Three dark curls in a field are Latinos harvesting spring greens. In Herefordshire they would be East European and legal. Here they are illegals. Get rid of them is a popular cry. Truck farms would close. Rural economies would collapse...And from where would the US import fruit and vegetables? I stop at a diner and eat fried catfish served with fat fries. Three overweight women belly-bulge from belted jeans, drink colas and eat fried food. One woman raps instructions in Spanish into a cellphone. I listen as she organizes a squad of cleaners. Cleaning is Latino work. Surely Tennessee is part of the South. I had expected Afro-Americans.

A RIDE THROUGH TENNESSEE

TENNESSEE: MARCH 27
I am due in Franklin, North Carolina, tomorrow. Franklin is the far side of the Appalachian mountains.
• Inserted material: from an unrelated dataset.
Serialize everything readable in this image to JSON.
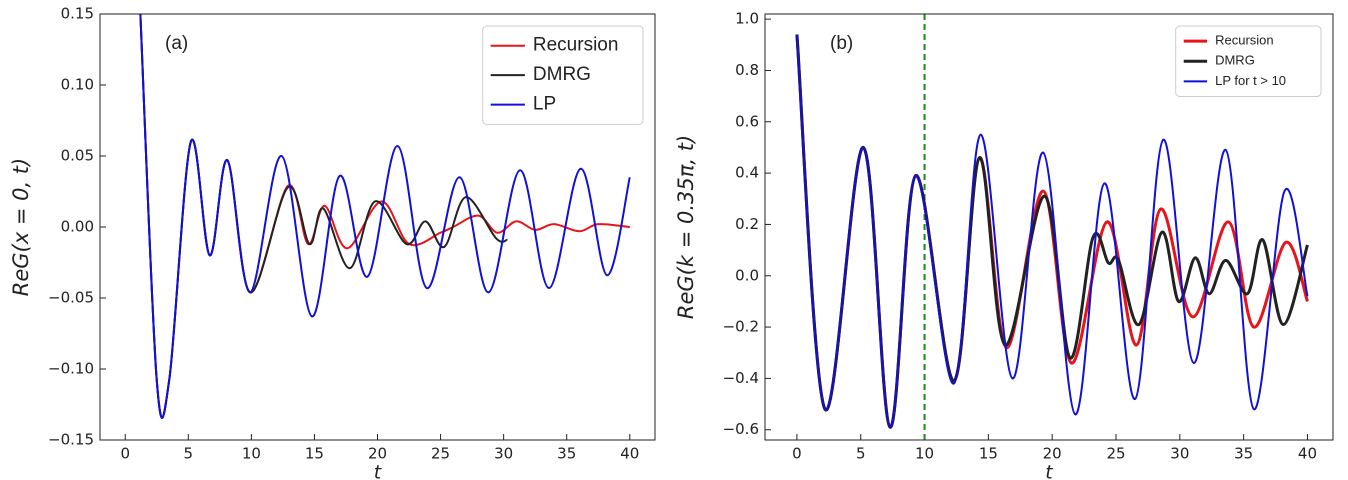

Today I ride east from Nashville on country lanes that dip and twist through green hills topped by woodland. The countryside is similar to my native Herefordshire. Cattle are the same breed: Herefords. Locals call them White Faces. Even today's weather is a reminder of home with low cloud and spits of drizzle. Lack of hedges is the prime difference; erecting fences is quicker; as is building in timber as opposed to brick or stone.
The houses are pretty when freshly painted, yet, to European eyes, lack permanence. Agriculture has changed. As at home, dairy herds have been superseded by fruit and vegetables. Our brick barns are converted into luxury homes. Here, out of use, they rot. As do houses and trailer homes.